Bianka opiera się uczuciu, jak tylko może. Gdy ulega nie otwiera się
emocjonalnie przed miliarderem, co nieco odróżnia tę powieść od większości
erotyków. W większej części jest to jednak historia odtwórcza, wzorowana
najpewniej na wspomnianej wcześniej powieści: „50 twarzy Greaya” oraz „Dotyku
Crossa”, który wyszedł spod pióra Sylvii Day.
Poziom
językowy pisarki jest przeciętny, niektóre dialogi, aż nader banalne. Opisy
seksualne mogą powodować lekkie wypieki na twarzy, nie są natomiast przesadne, działa
to na plus dla powieści. Rozdziały zatytułowane są cechami osobowości Jamesa.
Pan Uparty, Pan Perwersyjny, Pan Czarodziej, Pan Dominujący, Pan Zaborczy itp..
Książka nie ma na szczęście 50 rozdziałów, w przeciwnym razie, trudno byłoby
się oprzeć stwierdzeniu, że przywodzi na myśl tytuł fenomenu E. L. James.
Wydarzenia
obserwujemy tylko ze strony Bianki. Nie powiem, niekiedy pojawia się ciekawość,
co myśli pan Cavendish. Z wielu negatywów, wyłania się także pozytyw tej
historii, bowiem autorka prowadzi akcje w ciekawy sposób.
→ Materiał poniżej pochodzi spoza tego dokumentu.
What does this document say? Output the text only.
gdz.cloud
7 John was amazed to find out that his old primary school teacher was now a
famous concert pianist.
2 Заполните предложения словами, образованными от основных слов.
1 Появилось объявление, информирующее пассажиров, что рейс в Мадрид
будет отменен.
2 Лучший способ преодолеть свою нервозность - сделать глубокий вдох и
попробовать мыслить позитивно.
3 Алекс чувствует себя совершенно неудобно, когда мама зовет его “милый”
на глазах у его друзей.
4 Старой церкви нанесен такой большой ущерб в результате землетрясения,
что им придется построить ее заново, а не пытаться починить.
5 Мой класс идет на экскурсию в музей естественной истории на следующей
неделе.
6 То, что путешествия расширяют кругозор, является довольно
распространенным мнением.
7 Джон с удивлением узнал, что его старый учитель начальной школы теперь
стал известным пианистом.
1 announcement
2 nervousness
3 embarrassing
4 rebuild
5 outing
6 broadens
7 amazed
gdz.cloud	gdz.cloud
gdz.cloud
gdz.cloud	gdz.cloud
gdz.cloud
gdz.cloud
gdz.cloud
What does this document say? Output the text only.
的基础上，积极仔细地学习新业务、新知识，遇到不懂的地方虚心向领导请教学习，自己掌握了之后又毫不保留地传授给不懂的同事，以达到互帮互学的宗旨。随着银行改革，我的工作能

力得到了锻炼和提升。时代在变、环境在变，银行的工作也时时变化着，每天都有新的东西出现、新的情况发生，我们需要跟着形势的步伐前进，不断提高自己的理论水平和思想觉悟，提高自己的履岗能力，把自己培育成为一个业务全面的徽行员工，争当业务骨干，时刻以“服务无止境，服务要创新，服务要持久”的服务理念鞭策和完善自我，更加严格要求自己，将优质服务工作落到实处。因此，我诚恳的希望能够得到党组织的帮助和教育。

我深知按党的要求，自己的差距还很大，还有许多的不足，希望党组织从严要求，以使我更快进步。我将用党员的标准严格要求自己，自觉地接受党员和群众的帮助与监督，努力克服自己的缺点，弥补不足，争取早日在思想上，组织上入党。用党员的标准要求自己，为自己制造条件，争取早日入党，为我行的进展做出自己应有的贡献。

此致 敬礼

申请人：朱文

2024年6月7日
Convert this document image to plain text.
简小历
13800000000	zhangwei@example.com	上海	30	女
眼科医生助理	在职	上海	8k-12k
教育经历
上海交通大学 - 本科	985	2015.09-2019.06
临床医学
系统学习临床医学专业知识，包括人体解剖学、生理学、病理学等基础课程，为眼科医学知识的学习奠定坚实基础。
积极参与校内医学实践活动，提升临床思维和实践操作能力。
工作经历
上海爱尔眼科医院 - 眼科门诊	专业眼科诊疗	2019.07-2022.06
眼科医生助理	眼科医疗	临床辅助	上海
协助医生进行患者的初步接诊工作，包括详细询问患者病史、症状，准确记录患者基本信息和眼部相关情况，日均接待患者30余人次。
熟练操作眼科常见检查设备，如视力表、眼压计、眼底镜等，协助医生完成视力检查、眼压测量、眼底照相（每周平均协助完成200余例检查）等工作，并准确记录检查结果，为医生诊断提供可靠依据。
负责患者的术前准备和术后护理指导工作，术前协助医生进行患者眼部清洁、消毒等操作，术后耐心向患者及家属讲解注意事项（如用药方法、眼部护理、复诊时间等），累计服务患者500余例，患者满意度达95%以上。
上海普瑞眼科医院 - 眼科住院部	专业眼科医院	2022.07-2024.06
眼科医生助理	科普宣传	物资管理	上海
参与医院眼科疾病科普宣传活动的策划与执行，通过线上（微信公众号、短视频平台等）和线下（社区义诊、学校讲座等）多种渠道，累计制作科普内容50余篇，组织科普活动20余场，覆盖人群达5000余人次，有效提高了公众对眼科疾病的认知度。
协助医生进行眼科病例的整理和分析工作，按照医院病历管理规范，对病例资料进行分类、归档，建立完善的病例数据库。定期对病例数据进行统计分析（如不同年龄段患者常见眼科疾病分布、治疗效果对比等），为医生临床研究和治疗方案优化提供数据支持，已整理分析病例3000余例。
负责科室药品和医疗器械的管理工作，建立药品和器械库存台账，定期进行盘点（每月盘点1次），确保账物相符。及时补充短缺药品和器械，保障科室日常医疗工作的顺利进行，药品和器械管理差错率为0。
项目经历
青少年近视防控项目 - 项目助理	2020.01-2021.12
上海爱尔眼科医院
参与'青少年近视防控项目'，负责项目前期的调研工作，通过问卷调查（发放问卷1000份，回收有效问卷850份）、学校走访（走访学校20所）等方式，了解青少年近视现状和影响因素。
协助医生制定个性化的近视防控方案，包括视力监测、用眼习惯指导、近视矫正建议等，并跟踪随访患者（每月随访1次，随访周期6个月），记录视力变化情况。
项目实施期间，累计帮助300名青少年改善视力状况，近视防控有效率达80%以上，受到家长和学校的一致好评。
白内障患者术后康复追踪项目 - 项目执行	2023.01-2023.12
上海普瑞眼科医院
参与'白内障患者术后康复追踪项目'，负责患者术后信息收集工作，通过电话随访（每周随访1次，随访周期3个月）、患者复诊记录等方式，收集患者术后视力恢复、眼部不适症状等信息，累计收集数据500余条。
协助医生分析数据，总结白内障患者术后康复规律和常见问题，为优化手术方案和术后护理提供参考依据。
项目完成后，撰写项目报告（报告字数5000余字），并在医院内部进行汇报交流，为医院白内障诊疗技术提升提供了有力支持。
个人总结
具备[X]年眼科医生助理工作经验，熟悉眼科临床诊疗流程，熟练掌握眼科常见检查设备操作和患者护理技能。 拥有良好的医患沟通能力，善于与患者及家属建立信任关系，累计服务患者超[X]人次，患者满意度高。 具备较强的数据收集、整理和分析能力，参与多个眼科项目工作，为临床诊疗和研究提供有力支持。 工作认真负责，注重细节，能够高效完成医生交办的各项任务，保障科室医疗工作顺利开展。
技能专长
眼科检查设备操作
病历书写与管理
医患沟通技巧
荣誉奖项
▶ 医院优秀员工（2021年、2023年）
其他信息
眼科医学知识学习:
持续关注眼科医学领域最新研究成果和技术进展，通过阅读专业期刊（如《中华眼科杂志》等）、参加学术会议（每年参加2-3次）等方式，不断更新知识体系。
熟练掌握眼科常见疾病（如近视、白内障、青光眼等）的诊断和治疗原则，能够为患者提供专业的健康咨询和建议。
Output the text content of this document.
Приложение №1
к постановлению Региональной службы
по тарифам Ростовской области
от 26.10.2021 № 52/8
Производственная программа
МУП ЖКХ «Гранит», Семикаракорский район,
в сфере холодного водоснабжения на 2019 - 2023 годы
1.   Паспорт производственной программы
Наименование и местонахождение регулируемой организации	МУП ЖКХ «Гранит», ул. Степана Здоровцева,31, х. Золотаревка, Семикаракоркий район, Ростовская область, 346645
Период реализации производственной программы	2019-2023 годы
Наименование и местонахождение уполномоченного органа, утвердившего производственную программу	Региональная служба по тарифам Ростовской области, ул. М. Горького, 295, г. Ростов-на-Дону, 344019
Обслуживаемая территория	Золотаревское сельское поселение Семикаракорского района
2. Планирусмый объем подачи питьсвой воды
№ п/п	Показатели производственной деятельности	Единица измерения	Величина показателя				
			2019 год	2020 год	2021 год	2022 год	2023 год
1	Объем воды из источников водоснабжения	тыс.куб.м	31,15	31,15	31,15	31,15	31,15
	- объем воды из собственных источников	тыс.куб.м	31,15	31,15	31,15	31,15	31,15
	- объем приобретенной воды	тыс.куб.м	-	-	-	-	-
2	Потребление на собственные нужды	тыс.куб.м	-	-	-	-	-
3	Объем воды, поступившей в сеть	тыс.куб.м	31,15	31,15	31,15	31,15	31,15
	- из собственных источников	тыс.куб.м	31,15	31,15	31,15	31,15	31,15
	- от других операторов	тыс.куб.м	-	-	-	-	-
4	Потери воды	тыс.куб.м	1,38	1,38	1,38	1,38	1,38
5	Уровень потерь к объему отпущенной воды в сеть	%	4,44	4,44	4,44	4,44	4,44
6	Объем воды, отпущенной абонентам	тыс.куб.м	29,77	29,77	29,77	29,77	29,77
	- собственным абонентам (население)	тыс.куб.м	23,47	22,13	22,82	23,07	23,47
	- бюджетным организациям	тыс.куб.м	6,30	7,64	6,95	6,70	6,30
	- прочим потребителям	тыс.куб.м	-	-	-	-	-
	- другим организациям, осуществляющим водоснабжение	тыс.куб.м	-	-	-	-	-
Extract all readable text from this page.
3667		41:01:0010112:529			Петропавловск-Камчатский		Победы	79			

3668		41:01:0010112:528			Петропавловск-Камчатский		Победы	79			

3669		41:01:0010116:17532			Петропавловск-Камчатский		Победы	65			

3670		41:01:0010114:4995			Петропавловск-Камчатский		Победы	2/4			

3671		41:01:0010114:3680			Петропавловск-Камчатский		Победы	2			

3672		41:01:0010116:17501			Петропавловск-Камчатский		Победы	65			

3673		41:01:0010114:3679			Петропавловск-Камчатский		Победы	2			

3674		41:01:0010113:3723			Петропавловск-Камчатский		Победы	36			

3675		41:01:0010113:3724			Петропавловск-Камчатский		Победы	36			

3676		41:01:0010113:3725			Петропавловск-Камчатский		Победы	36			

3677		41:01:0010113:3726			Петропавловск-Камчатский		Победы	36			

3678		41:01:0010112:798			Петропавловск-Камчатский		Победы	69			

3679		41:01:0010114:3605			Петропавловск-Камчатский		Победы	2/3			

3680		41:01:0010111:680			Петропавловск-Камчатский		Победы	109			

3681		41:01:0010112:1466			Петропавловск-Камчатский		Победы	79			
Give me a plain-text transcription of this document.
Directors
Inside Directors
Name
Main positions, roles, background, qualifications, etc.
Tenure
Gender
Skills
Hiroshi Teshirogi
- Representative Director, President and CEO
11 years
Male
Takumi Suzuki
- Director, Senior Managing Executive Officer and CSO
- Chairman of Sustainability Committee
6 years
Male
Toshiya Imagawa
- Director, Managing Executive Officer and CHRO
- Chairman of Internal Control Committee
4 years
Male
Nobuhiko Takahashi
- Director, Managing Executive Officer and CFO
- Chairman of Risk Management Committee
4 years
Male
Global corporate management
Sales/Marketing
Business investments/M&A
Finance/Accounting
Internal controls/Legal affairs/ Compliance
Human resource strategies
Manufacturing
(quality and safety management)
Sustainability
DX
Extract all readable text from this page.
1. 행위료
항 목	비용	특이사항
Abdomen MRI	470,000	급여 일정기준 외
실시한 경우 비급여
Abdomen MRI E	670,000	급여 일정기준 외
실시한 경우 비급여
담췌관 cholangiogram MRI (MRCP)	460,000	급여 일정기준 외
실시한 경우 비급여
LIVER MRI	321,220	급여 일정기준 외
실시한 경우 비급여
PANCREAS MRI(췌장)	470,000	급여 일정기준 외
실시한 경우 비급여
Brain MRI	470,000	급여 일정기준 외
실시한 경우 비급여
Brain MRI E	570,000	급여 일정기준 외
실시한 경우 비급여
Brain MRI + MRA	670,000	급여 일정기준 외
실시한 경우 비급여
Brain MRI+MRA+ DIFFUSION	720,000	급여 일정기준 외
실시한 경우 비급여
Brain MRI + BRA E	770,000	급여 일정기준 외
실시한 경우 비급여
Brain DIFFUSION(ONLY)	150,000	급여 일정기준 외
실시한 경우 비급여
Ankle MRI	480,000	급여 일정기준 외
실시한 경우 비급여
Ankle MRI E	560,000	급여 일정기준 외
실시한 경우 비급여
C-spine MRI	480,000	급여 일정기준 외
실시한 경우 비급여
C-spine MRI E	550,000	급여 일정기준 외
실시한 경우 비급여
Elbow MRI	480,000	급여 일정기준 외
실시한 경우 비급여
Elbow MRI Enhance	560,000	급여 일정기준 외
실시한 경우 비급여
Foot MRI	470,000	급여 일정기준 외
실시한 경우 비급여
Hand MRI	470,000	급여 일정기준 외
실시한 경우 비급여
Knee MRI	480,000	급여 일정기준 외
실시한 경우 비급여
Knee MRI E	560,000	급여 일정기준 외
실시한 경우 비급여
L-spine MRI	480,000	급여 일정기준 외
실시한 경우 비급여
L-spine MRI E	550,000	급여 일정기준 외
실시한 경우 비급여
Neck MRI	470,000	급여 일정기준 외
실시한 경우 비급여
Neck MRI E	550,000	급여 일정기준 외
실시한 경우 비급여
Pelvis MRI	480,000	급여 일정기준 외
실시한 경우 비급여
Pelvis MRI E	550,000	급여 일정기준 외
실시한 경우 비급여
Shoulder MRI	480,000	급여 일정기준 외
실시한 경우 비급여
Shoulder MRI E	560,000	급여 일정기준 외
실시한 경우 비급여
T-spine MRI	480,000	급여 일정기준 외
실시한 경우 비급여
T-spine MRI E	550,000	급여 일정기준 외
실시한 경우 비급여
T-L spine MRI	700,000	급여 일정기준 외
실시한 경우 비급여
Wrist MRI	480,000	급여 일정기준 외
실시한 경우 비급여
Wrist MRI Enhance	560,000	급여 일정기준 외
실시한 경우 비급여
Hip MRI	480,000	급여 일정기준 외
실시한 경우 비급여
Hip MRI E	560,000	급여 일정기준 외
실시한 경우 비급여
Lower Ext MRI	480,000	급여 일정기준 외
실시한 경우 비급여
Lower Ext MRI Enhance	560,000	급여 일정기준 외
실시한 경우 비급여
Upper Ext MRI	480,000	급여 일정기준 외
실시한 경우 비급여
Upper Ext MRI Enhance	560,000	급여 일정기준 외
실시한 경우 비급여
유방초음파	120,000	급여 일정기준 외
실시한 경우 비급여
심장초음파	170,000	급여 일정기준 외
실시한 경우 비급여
Nie można stwierdzić,
że jest to powieść nieprzewidywalna, lecz niektóre wątki zaskakują.
Podniebny lot to pierwszy tom serii W przestworzach. Nie spodoba się wymagającym czytelnikom, umili
jednak czas tym, którzy chcą się zrelaksować i odpocząć. Nie należy oczekiwać
od tej powieści wielkich emocji, wtedy nie będzie się zawiedzionym. Podeszłam
do tej powieści z dystansem i się nie pomyliłam, jest to przeciętna książka,
jednak czyta się ją przyjemnie. Na pewno sięgnę po kolejny tom, gdy najdzie
mnie ochota na trywialne opowieści.
"Przeszłość może nas skrzywdzić, jeśli sami na to pozwolimy".
Brak komentarzy:
Prześlij komentarz
Każdy komentarz sprawia mi ogromną radość i za każdy dziękuję ;)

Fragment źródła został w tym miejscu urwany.